Is the myth of a perfect life (in love, work, health, style, friendships, image) the poison that condemns the worth of ordinary life? There is an aversion to ordinary life that perverts our ability to enjoy the simplest and purest joys of life. 

When I stepped away from my thoughts this morning, post-Italian coffee and prayer, I felt that a sunny field opened up in my mind. A glorious field of endless possibilities that were waiting to present themselves to me assuming that I was willing to release the poison of perfection. 

We were never meant to attain a one fits all perfection box -- we were born to live through diverse experiences to bring us back to our inner perfection. 

The tornado of perfectionism : Expectations of perfection —> chase perfection —> Fail short —> Discouragement moves in —> Sentiments of depression —> Self-loathing —> Hopelessness —> Low self-esteem.

The perception is not being good enough is a byproduct of perfectionism. Perfectionism is self-condemnation and the most unfair attitude we can have towards ourselves. Shame expert and researcher Brene Brown said, “perfectionism is self-destructive simply because there is no such thing as perfect." Perfectionism places an "all or nothing" filter in our experience of reality and each time we fail to attain perfection, we fall back into the perception that we are nothing and have accomplished nothing, which is a blatant lie. 

I have to parent myself when my wound of perfection gets activated and erupts all over the place. I know I need to use heaping doses of kindness, of patience, of tenderness towards my life and everything it holds...not pointing my nasty, critical finger towards anything that is part of me or else I get caught in that spiral of perfection —> all or nothing —> failing at perfection —> despising life. 

I know that my belief that everything has to be perfect to be worthy has been one of the greatest sources of unhappiness in my life. It's like an under-current that pulls me under if I allow it to creep into my mind even just an inch. 

It's like a closet that I constantly have to air out. Thoughts that I constantly have to dust off. 

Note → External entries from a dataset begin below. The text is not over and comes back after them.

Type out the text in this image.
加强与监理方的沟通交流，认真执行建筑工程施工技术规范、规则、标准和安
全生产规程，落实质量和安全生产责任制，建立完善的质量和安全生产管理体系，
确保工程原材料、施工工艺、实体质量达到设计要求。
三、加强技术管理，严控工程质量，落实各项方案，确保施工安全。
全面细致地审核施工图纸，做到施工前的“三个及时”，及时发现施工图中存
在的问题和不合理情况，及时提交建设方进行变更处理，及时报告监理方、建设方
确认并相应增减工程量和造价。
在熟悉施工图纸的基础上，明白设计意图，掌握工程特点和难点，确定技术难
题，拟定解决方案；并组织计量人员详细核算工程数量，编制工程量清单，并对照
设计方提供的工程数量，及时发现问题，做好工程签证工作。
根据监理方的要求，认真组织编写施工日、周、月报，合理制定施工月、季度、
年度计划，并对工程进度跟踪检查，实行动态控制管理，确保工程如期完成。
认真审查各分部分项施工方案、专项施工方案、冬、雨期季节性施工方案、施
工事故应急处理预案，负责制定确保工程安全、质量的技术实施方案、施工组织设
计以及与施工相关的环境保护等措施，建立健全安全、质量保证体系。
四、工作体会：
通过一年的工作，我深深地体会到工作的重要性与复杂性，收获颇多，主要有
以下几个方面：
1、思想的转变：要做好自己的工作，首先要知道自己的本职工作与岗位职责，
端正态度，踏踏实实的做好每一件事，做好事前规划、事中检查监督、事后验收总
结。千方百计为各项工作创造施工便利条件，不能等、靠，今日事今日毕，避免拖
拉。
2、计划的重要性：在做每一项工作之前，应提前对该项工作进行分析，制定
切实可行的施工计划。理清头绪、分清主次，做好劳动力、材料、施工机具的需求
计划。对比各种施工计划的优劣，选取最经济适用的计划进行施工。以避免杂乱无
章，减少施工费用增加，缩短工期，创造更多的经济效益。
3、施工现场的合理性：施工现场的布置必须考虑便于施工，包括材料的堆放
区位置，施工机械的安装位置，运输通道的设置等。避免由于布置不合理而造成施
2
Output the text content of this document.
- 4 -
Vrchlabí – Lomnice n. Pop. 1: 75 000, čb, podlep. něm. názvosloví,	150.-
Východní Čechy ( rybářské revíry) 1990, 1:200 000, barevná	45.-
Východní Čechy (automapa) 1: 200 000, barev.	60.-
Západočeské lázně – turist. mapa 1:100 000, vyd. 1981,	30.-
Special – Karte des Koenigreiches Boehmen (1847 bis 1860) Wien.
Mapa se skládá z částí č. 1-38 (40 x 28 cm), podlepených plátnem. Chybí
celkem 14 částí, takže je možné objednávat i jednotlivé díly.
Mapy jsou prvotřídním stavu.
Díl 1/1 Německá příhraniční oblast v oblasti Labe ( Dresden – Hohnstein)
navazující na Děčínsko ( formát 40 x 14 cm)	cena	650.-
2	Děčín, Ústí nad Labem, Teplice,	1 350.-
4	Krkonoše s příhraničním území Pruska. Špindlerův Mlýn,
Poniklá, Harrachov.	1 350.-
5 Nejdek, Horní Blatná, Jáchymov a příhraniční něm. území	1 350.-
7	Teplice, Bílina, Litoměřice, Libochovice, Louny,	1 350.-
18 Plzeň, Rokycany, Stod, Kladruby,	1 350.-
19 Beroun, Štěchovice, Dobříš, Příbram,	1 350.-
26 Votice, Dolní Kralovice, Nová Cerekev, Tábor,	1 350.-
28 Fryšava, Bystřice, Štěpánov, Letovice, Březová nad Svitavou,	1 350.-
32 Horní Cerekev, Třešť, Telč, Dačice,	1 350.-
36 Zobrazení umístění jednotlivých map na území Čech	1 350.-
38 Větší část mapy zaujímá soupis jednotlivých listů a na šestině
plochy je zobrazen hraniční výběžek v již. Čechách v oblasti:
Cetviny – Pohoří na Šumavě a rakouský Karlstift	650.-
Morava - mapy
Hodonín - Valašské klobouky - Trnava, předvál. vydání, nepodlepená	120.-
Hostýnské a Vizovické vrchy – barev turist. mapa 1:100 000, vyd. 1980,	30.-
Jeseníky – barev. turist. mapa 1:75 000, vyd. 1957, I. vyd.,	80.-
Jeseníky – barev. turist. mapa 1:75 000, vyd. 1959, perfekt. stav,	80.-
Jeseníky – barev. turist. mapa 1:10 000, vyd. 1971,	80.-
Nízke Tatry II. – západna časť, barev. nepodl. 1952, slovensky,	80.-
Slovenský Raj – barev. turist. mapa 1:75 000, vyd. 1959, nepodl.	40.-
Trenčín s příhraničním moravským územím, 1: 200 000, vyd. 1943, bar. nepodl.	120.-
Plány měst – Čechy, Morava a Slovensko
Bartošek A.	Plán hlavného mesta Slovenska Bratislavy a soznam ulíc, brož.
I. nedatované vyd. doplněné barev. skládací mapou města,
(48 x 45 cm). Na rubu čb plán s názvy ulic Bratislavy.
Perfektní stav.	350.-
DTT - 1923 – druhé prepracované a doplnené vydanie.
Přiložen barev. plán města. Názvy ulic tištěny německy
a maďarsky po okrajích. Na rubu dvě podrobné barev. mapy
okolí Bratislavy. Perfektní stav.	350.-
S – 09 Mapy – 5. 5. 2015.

Steps you can take to release perfectionism and love yourself — 

  1. Step away from your thoughts. Are your expectations of how life should look like fair and good? Are your thoughts punitive wands that are just trying to keep you small or are they loving and objective about your life? Witness your thoughts and side with the most loving voice you can find in your heart. 
  2. Who is the voice expressing itself in your head? Is it your strict mother for who you could never be good enough to receive her love and approval? Or is the distant dad you tried to impress every day of your childhood and teen years? Or maybe it's the voice of the ex-boyfriend who pulled you down so that he could feel better about his own shortcomings?
  3. Standards exist to inspire us to move towards who we already are underneath the wound -- NOT to freeze us into littleness. My standards are emblems of how I feel about my true self -- not branding a hot iron of impossible perfection onto my poor soul.
  4. Lift each other. By accepting our own imperfection and sharing our acceptance with others, we become living reminders that our humanity is worth the highest. 
  5. Create your own definition of success. I have been writing for nearly 4 years now and I have really experienced success yet. Yes yes yes I know what you are about to write...success is in your own head. TRUE dat. We are, however, wired for recognition and not admitting that desire is a huge bypass no-no. I do have to walk myself back to the WHY of my writing. It runs in my blood and I am fortunate enough to have such a passion. I remember what life was like before I found my innermost meaning and it was a slice of Hell. 
  6. Stop overgeneralizing. Another thought pattern I have to catch before it enflames every aspect of my life. Ideas such as "it didn't work out with him so I am meant to be alone" or "my last piece of writing didn't resonate with many people so I am not meant to write." Noooooo!!!! Failures are initiations penciled in our existence by the Universe to teach us something. 

Every time I lift the fog of perfectionism, I once again see life as a vast field of bright and happy opportunities, a walking invitation to feel everything life gifts us with.